The relationship between the participants and the control of the joint venture company is usually governed by the Articles of Association and usually a separate Shareholders’ Agreement which they enter into together with other related agreements like Trademark License Agreements etc. Detailed provisions relating to the control of the joint venture and its management   are usually set out in the Shareholders’ Agreement or the Articles of Association. This will cover the obligations of the participants, how the directors are appointed and removed, the powers and duties of the directors etc.
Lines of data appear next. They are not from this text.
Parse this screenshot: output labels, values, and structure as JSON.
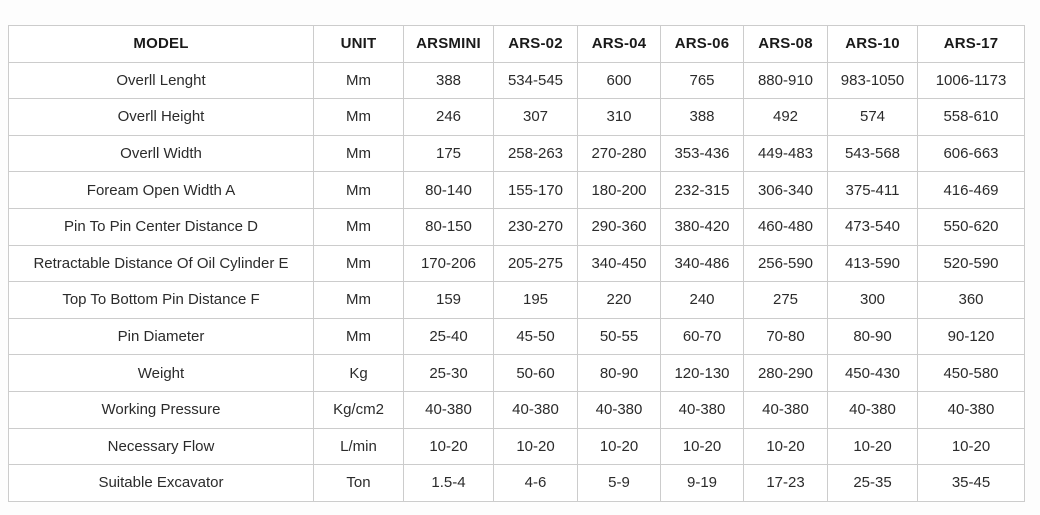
{
  "table": {
    "columns": [
      "MODEL",
      "UNIT",
      "ARSMINI",
      "ARS-02",
      "ARS-04",
      "ARS-06",
      "ARS-08",
      "ARS-10",
      "ARS-17"
    ],
    "rows": [
      {
        "model": "Overll Lenght",
        "unit": "Mm",
        "values": [
          "388",
          "534-545",
          "600",
          "765",
          "880-910",
          "983-1050",
          "1006-1173"
        ]
      },
      {
        "model": "Overll Height",
        "unit": "Mm",
        "values": [
          "246",
          "307",
          "310",
          "388",
          "492",
          "574",
          "558-610"
        ]
      },
      {
        "model": "Overll Width",
        "unit": "Mm",
        "values": [
          "175",
          "258-263",
          "270-280",
          "353-436",
          "449-483",
          "543-568",
          "606-663"
        ]
      },
      {
        "model": "Foream Open Width A",
        "unit": "Mm",
        "values": [
          "80-140",
          "155-170",
          "180-200",
          "232-315",
          "306-340",
          "375-411",
          "416-469"
        ]
      },
      {
        "model": "Pin To Pin Center Distance D",
        "unit": "Mm",
        "values": [
          "80-150",
          "230-270",
          "290-360",
          "380-420",
          "460-480",
          "473-540",
          "550-620"
        ]
      },
      {
        "model": "Retractable Distance Of Oil Cylinder E",
        "unit": "Mm",
        "values": [
          "170-206",
          "205-275",
          "340-450",
          "340-486",
          "256-590",
          "413-590",
          "520-590"
        ]
      },
      {
        "model": "Top To Bottom Pin Distance F",
        "unit": "Mm",
        "values": [
          "159",
          "195",
          "220",
          "240",
          "275",
          "300",
          "360"
        ]
      },
      {
        "model": "Pin Diameter",
        "unit": "Mm",
        "values": [
          "25-40",
          "45-50",
          "50-55",
          "60-70",
          "70-80",
          "80-90",
          "90-120"
        ]
      },
      {
        "model": "Weight",
        "unit": "Kg",
        "values": [
          "25-30",
          "50-60",
          "80-90",
          "120-130",
          "280-290",
          "450-430",
          "450-580"
        ]
      },
      {
        "model": "Working Pressure",
        "unit": "Kg/cm2",
        "values": [
          "40-380",
          "40-380",
          "40-380",
          "40-380",
          "40-380",
          "40-380",
          "40-380"
        ]
      },
      {
        "model": "Necessary Flow",
        "unit": "L/min",
        "values": [
          "10-20",
          "10-20",
          "10-20",
          "10-20",
          "10-20",
          "10-20",
          "10-20"
        ]
      },
      {
        "model": "Suitable Excavator",
        "unit": "Ton",
        "values": [
          "1.5-4",
          "4-6",
          "5-9",
          "9-19",
          "17-23",
          "25-35",
          "35-45"
        ]
      }
    ]
  }
}
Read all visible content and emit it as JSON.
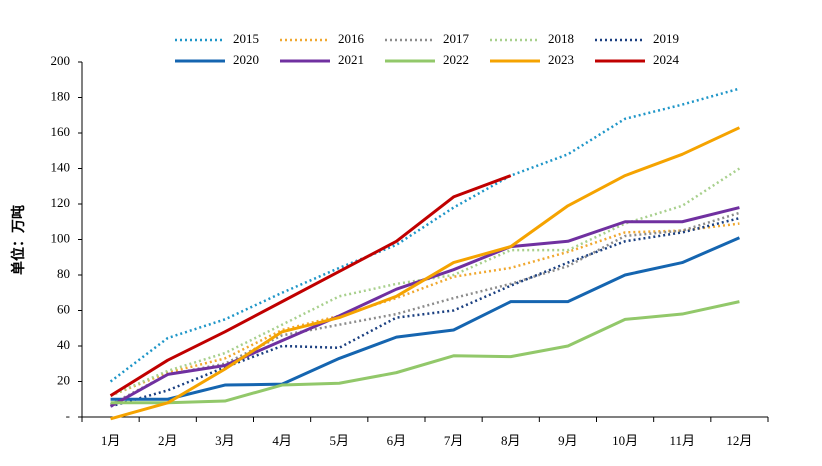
{
  "chart_data": {
    "type": "line",
    "y_label": "单位：万吨",
    "categories": [
      "1月",
      "2月",
      "3月",
      "4月",
      "5月",
      "6月",
      "7月",
      "8月",
      "9月",
      "10月",
      "11月",
      "12月"
    ],
    "ylim": [
      0,
      200
    ],
    "yticks": [
      {
        "value": 0,
        "label": "-"
      },
      20,
      40,
      60,
      80,
      100,
      120,
      140,
      160,
      180,
      200
    ],
    "series": [
      {
        "name": "2015",
        "color": "#1f96c8",
        "style": "dotted",
        "values": [
          20,
          44.5,
          55,
          70,
          84,
          97,
          118,
          136,
          148,
          168,
          176,
          185
        ]
      },
      {
        "name": "2016",
        "color": "#f0a830",
        "style": "dotted",
        "values": [
          12,
          25,
          33,
          49,
          57,
          67,
          79,
          84,
          93,
          104,
          105,
          109
        ]
      },
      {
        "name": "2017",
        "color": "#8c8c8c",
        "style": "dotted",
        "values": [
          7,
          24,
          30,
          46,
          52,
          58,
          67,
          75,
          85,
          102,
          105,
          115
        ]
      },
      {
        "name": "2018",
        "color": "#a8d08d",
        "style": "dotted",
        "values": [
          12,
          26,
          36,
          52,
          68,
          75,
          80,
          94,
          94,
          109,
          119,
          140
        ]
      },
      {
        "name": "2019",
        "color": "#1a3f80",
        "style": "dotted",
        "values": [
          6,
          15,
          28,
          40,
          39,
          56,
          60,
          74,
          87,
          99,
          104,
          112
        ]
      },
      {
        "name": "2020",
        "color": "#1565b0",
        "style": "solid",
        "values": [
          10,
          10,
          18,
          18.5,
          33,
          45,
          49,
          65,
          65,
          80,
          87,
          101
        ]
      },
      {
        "name": "2021",
        "color": "#7030a0",
        "style": "solid",
        "values": [
          6,
          24,
          29,
          43,
          57,
          72,
          83,
          96,
          99,
          110,
          110,
          118
        ]
      },
      {
        "name": "2022",
        "color": "#92c86a",
        "style": "solid",
        "values": [
          8,
          8,
          9,
          18,
          19,
          25,
          34.5,
          34,
          40,
          55,
          58,
          65
        ]
      },
      {
        "name": "2023",
        "color": "#f5a300",
        "style": "solid",
        "values": [
          -1,
          8,
          27,
          48,
          56,
          68,
          87,
          96,
          119,
          136,
          148,
          163
        ]
      },
      {
        "name": "2024",
        "color": "#c00000",
        "style": "solid",
        "values": [
          12,
          32,
          48,
          65,
          82,
          99,
          124,
          136,
          null,
          null,
          null,
          null
        ]
      }
    ]
  }
}
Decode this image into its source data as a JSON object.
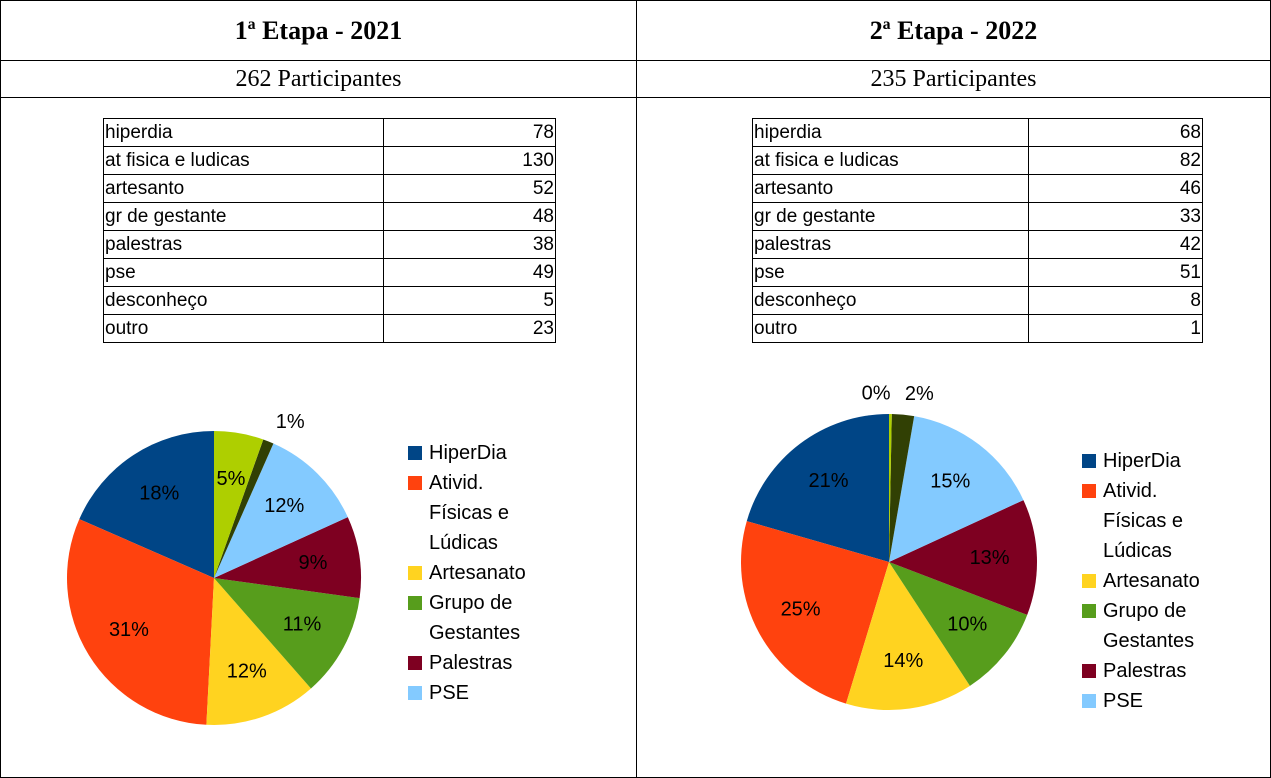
{
  "panels": [
    {
      "title": "1ª Etapa - 2021",
      "participants": "262 Participantes",
      "table": [
        [
          "hiperdia",
          78
        ],
        [
          "at fisica e ludicas",
          130
        ],
        [
          "artesanto",
          52
        ],
        [
          "gr de gestante",
          48
        ],
        [
          "palestras",
          38
        ],
        [
          "pse",
          49
        ],
        [
          "desconheço",
          5
        ],
        [
          "outro",
          23
        ]
      ],
      "pie": {
        "type": "pie",
        "values": [
          18.44,
          30.73,
          12.29,
          11.35,
          8.98,
          11.58,
          1.18,
          5.44
        ],
        "value_labels": [
          "18%",
          "31%",
          "12%",
          "11%",
          "9%",
          "12%",
          "1%",
          "5%"
        ],
        "colors": [
          "#004586",
          "#ff420e",
          "#ffd320",
          "#579d1c",
          "#7e0021",
          "#83caff",
          "#314004",
          "#aecf00"
        ],
        "legend": [
          "HiperDia",
          "Ativid. Físicas e Lúdicas",
          "Artesanato",
          "Grupo de Gestantes",
          "Palestras",
          "PSE"
        ]
      }
    },
    {
      "title": "2ª Etapa - 2022",
      "participants": "235 Participantes",
      "table": [
        [
          "hiperdia",
          68
        ],
        [
          "at fisica e ludicas",
          82
        ],
        [
          "artesanto",
          46
        ],
        [
          "gr de gestante",
          33
        ],
        [
          "palestras",
          42
        ],
        [
          "pse",
          51
        ],
        [
          "desconheço",
          8
        ],
        [
          "outro",
          1
        ]
      ],
      "pie": {
        "type": "pie",
        "values": [
          20.54,
          24.77,
          13.9,
          9.97,
          12.69,
          15.41,
          2.42,
          0.3
        ],
        "value_labels": [
          "21%",
          "25%",
          "14%",
          "10%",
          "13%",
          "15%",
          "2%",
          "0%"
        ],
        "colors": [
          "#004586",
          "#ff420e",
          "#ffd320",
          "#579d1c",
          "#7e0021",
          "#83caff",
          "#314004",
          "#aecf00"
        ],
        "legend": [
          "HiperDia",
          "Ativid. Físicas e Lúdicas",
          "Artesanato",
          "Grupo de Gestantes",
          "Palestras",
          "PSE"
        ]
      }
    }
  ]
}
(d)  Realization of the interest of an outgoing Participant:

The goodwill of the joint venture company will belong to the company and each participant’s interest can be realized by transferring its shares which may not affect the business of the joint venture company. In practice however, there are usually restrictions to the transfer of shares and its success largely depends on the cooperation of the other participants.  The outgoing participant will have to follow the procedures stipulated in the Shareholders’ Agreement or Articles of Association in transferring its shares. This may include offering the shares first to the existing shareholders and where the existing shareholders fails or are unable to acquire the shares, the outgoing participant can then offer the shares to outsiders.

 

Importance of adequate Documentation:

Having decided to establish a joint venture company, the participants would be advised to spend quality time, money and effort in ensuring that the joint venture is adequately documented. This is very important to avoid misunderstandings which may ultimately lead to the premature termination of the joint venture.

A non exhaustive list of why adequate documentation should be insisted on is as follows:

(1)  To ensure that each participants obligation to each other and to the joint venture are clear;

(2)  To ensure, as far as possible, that the participants are clear as to their respective aspirations and objectives in relation to the joint venture;

(3)  To provide protection for minorities and to attempt to avoid deadlock;

(4)  To define in what circumstances the venture may be terminated and as far as practicable to provide an exit route for the participants;

(5)  To ensure the chosen structure works; etc

It is advisable to engage the services of a corporate/commercial lawyer for the purposes of drafting the documentations.